This is not a new argument, but this time it comes from an unexpected source – scholars who are members of the Federalist Society, the conservative group that has led an effort to make the Supreme Court more sympathetic to its interpretation of the Constitution. The article, written by William Baude of the University of Chicago and Michael Stokes Paulsen of the University of St. Thomas, is scheduled for official publication by the University of Pennsylvania Law Review next year.
While we don’t expect that the article will have any impact on Trump’s candidacy, it should be another wake up call to Republicans who have feared supporting a candidate other than Trump.
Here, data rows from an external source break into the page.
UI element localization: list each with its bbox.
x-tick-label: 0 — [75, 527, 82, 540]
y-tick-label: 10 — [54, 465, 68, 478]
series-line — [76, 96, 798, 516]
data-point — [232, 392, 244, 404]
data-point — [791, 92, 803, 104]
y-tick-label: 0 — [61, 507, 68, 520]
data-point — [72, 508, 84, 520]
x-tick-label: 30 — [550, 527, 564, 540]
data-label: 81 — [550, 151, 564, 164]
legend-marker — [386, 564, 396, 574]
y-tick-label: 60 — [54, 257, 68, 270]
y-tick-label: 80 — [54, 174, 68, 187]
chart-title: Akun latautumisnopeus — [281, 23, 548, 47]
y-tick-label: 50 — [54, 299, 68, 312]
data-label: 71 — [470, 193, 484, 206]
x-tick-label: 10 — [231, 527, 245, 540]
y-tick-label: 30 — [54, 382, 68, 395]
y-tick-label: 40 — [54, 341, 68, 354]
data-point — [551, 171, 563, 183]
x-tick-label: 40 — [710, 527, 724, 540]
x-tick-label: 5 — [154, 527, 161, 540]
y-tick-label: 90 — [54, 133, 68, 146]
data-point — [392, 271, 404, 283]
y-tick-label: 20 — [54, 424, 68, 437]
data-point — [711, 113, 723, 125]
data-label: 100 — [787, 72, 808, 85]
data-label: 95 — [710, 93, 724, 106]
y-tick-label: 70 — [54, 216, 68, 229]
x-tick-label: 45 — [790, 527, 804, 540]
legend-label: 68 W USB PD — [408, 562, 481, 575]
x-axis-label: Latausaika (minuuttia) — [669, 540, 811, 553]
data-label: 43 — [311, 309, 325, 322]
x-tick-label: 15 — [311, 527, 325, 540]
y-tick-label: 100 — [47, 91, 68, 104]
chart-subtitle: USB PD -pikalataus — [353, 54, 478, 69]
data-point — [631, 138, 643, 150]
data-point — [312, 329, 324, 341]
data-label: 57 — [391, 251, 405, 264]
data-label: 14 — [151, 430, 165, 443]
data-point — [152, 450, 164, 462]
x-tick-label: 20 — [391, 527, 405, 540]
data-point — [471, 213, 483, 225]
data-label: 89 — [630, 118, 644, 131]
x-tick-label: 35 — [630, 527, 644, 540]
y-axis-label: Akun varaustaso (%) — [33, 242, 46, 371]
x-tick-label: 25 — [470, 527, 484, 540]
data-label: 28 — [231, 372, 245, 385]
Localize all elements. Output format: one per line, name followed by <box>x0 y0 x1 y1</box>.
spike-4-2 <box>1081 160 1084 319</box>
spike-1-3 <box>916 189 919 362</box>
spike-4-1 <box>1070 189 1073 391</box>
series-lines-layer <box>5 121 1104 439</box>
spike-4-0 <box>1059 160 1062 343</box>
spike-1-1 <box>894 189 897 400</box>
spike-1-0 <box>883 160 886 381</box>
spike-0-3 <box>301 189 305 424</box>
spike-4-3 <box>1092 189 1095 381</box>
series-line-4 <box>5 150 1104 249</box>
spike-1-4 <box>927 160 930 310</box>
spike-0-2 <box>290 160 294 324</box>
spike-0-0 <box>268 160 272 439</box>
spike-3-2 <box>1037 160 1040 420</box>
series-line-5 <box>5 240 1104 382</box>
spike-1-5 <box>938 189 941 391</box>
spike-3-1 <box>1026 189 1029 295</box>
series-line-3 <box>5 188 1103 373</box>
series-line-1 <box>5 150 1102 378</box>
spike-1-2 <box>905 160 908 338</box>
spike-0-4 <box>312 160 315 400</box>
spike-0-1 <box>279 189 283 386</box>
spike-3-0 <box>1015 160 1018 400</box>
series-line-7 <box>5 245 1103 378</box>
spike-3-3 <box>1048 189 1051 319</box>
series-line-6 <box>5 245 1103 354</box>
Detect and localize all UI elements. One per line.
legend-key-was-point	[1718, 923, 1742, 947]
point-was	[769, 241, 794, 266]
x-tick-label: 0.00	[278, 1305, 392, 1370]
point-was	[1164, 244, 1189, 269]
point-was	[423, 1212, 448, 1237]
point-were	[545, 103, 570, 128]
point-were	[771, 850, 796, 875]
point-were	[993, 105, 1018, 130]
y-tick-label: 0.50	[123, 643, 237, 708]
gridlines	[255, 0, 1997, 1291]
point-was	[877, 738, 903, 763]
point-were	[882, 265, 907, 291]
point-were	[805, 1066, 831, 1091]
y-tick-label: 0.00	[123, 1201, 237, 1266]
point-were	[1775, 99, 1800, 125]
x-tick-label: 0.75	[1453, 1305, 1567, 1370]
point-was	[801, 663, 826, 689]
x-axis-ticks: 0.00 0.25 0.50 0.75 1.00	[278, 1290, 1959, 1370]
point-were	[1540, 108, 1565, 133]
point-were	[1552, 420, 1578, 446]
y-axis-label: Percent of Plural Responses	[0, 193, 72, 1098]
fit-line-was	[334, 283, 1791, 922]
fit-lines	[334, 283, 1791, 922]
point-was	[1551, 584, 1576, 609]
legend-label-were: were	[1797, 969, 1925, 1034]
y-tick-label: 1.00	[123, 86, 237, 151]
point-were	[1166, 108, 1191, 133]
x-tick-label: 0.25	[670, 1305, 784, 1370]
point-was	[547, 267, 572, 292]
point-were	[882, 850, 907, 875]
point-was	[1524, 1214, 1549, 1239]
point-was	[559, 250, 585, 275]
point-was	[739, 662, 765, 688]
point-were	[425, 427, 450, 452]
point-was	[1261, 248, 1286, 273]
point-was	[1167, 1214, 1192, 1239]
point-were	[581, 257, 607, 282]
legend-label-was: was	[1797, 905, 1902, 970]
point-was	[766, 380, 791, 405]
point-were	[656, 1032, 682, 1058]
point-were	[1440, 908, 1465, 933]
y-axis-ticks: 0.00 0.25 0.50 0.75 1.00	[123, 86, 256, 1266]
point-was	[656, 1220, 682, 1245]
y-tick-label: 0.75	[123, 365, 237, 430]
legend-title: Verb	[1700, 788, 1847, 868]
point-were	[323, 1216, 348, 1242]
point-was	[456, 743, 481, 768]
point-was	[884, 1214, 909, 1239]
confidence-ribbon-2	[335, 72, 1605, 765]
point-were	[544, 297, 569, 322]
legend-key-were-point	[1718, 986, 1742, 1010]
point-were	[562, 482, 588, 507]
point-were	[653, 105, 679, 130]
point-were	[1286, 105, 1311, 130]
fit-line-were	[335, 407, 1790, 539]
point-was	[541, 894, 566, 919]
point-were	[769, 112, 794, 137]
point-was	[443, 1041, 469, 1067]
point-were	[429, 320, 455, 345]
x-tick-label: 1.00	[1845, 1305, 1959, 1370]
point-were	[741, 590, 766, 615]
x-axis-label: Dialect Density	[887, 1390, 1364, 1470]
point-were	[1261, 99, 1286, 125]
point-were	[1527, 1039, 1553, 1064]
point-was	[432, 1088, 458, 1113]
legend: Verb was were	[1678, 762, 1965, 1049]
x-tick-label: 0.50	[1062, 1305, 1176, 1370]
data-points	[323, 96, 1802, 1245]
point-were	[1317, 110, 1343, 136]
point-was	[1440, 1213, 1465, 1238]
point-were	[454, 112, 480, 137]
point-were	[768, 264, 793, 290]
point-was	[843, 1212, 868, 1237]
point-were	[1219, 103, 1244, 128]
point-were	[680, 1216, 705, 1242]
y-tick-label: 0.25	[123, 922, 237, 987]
The lengthy and well-documented article should give them another reason to back a more reasonable, less tainted candidate for president.
Before they get to the meat of the legal matter, Baude and Paulsen offer a quick reiteration of the events of and immediately preceding Jan. 6, 2021. It is worth a quick review.
“The core events are familiar to all — the dishonest attempts to set aside valid state election results with false claims of voter fraud; the attempted subversion of the constitutional processes for States’ selection of electors for President and Vice President; the efforts to have the Vice President unconstitutionally claim a power to refuse to count electoral votes certified and submitted by several States; the efforts of Members of Congress to assert a similar power to reject votes lawfully cast votes by electors; the fomenting and immediate incitement of a mob to attempt to forcibly prevent Congress’s and the Vice President’s counting of such lawfully cast votes — all in an attempt to prevent the defeated incumbent President, Donald Trump, from losing power in accordance with the Constitution,” the duo wrote.
“This was undoubtedly a serious assault on the American constitutional order. Not since the Civil War has there been so serious a threat to the foundations of the American constitutional republic. It takes little imagination to describe the efforts to maintain Trump in office, notwithstanding his defeat, as an attempted political coup d’etat,” they added. “These actions culminated in the incitement and execution of a violent uprising at the Capitol on January 6, 2021 — an ‘insurrection’ aimed at preventing Congress and the incumbent Vice President from performing their constitutional responsibilities to count the votes for President and Vice President in the 2020 election.”
These events, and Trump’s involvement in them, are also at the center of a federal indictment of Trump that was announced earlier this month, and an indictment of Trump in Georgia this week for meddling with the state’s 2020 election results. The Georgia indictment, which came late Monday, is perhaps the most sweeping, involving 18 co-conspirators and 13 charges against Trump. It is the fourth time the former president has been indicted this year.
These legal proceedings are beyond the scope of Baude’s and Paulson’s analysis, which focused on the requirements of the 14th Amendment. Part of the amendment forbids those who engaged in insurrection or rebellion, or aided those who did, from holding most elected offices.
“The bottom line is that Donald Trump both ‘engaged in’ ‘insurrection or rebellion’ and gave ‘aid or comfort’ to others engaging in such conduct, within the original meaning of those terms as employed in Section Three of the Fourteenth Amendment. If the public record is accurate, the case is not even close,” they wrote.
“He is no longer eligible to the office of Presidency, or any other state or federal office covered by the Constitution. All who are committed to the Constitution should take note and say so.”
Their conclusion is worth repeating: Based on their assessment, Trump is no longer eligible to be president. Those who have sworn an oath to uphold the Constitution, and those who say they follow the Constitution, should say so. And, we’d add, do something about it, such as by publicly supporting other candidates who qualify for election.